Route 8: Professional MCS installation — full system, full peace of mind

A full MCS-certified installation by a professional installer costs £6,000–8,000 for a typical 4kWp system. This is the most expensive upfront route, but it comes with:

  • MCS certificate — required for SEG export payments
  • Full installer warranty and IBG consumer guarantee
  • 0% VAT (on supply and installation until March 2027)
  • Professionally designed system matched to your roof and consumption

For most homeowners who own their property and can afford the upfront cost (or finance it), this remains the benchmark route.


VAT: a key detail across all routes

0% VAT applies to supply-AND-install only

The 0% VAT rate (in place until 31 March 2027) applies when a qualifying installer supplies and installs solar panels at a residential property. It does NOT apply to supply-only purchases — so DIY material costs carry standard VAT. For plug-in solar bought directly, standard VAT also applies.

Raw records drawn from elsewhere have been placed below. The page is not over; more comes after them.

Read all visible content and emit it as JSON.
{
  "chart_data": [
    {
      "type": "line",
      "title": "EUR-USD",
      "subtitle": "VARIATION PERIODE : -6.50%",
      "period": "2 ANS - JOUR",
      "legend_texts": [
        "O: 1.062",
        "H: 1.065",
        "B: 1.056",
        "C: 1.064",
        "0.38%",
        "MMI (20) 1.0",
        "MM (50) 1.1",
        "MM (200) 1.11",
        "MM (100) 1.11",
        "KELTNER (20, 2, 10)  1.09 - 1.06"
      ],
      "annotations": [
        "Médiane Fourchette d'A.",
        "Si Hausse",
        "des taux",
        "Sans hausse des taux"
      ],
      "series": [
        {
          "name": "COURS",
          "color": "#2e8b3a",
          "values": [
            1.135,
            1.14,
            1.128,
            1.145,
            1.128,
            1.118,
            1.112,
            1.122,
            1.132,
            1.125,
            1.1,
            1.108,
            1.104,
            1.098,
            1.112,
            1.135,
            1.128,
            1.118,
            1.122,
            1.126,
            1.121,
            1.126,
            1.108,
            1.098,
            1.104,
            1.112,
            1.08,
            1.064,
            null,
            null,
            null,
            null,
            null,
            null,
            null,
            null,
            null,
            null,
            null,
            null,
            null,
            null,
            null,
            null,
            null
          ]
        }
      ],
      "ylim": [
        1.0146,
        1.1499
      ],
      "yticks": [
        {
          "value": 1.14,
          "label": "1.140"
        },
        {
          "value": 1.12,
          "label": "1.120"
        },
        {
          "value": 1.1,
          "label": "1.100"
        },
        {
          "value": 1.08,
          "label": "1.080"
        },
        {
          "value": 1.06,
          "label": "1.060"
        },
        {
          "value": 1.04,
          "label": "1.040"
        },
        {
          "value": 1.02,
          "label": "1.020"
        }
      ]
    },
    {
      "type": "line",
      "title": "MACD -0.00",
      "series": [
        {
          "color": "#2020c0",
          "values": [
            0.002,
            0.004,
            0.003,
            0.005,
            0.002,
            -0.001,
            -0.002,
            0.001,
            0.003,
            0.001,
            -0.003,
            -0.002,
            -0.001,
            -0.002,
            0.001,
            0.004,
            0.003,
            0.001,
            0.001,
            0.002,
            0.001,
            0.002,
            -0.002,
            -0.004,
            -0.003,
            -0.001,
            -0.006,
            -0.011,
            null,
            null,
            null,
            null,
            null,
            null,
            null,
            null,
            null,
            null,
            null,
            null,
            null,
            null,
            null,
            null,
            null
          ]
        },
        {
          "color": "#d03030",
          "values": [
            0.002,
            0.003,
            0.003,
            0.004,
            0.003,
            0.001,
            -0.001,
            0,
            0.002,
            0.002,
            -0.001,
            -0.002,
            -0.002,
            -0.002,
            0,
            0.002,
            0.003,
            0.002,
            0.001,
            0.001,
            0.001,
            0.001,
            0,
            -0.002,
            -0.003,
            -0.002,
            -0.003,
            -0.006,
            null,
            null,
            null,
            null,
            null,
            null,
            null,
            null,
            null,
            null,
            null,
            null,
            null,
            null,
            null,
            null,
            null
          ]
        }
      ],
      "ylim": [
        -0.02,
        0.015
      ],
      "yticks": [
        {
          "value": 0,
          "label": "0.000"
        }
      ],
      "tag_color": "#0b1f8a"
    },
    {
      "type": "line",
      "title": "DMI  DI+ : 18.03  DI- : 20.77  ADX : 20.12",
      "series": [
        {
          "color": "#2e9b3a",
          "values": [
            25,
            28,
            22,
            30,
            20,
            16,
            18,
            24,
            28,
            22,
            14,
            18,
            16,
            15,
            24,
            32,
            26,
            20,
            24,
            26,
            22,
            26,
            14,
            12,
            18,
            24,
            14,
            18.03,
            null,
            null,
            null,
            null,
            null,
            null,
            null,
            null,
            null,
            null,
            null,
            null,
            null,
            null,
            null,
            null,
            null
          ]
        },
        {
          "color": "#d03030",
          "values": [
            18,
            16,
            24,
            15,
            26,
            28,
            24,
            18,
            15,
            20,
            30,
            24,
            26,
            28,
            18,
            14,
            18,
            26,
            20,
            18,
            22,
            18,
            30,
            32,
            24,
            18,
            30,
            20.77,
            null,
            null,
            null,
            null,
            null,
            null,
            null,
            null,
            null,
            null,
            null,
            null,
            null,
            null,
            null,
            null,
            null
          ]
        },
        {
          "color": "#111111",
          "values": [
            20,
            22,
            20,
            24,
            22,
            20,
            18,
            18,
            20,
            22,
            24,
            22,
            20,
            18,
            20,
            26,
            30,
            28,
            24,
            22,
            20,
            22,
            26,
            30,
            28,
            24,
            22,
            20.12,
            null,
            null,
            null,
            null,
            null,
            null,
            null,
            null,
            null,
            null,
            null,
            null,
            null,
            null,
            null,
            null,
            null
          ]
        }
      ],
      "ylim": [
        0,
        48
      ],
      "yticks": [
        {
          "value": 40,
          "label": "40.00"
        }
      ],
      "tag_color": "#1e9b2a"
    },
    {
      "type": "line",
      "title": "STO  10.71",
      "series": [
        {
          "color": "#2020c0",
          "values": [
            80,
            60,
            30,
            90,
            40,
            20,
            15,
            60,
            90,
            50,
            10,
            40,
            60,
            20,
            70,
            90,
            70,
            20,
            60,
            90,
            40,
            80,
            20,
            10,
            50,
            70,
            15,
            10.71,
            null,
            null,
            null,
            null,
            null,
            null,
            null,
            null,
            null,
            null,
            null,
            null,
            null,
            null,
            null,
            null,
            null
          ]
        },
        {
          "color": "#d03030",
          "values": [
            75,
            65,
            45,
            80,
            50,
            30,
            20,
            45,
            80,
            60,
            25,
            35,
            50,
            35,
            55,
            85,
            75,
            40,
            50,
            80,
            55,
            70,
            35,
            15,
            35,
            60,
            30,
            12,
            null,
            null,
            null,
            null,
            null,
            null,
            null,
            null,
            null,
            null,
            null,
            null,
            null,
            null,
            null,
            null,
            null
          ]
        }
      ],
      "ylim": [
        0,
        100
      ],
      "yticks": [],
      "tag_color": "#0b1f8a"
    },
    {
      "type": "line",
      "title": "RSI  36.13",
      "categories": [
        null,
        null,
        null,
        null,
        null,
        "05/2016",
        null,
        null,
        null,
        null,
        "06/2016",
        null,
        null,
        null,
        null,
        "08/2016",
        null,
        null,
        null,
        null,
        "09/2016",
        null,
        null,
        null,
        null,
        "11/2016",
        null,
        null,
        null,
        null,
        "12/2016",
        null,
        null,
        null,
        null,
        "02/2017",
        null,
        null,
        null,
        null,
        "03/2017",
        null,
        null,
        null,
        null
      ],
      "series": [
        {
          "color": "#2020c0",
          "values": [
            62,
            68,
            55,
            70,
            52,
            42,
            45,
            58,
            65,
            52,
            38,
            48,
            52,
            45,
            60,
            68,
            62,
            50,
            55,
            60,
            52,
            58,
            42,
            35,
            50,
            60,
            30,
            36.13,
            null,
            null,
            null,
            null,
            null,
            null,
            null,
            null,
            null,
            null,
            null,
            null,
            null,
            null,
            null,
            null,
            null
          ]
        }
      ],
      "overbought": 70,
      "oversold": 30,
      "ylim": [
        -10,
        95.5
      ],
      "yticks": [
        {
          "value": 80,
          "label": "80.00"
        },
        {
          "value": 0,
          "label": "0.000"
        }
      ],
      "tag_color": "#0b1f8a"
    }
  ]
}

Which route is right for you?

  • On a qualifying benefit with a poor EPC? Check ECO4 eligibility first — free solar is hard to beat
  • Own your home and want a good deal without hassle? Look into Solar Together for your area
  • Nationwide mortgage customer? The green additional borrowing product is worth exploring
  • Renter or flat-dweller? Plug-in solar is your realistic option for now
  • Technically confident and happy to lose SEG? The DIY route cuts costs significantly
  • Want the full package with SEG, warranty, and 0% VAT? Professional MCS installation is the way to go

There is no wrong answer — only the answer that fits your situation.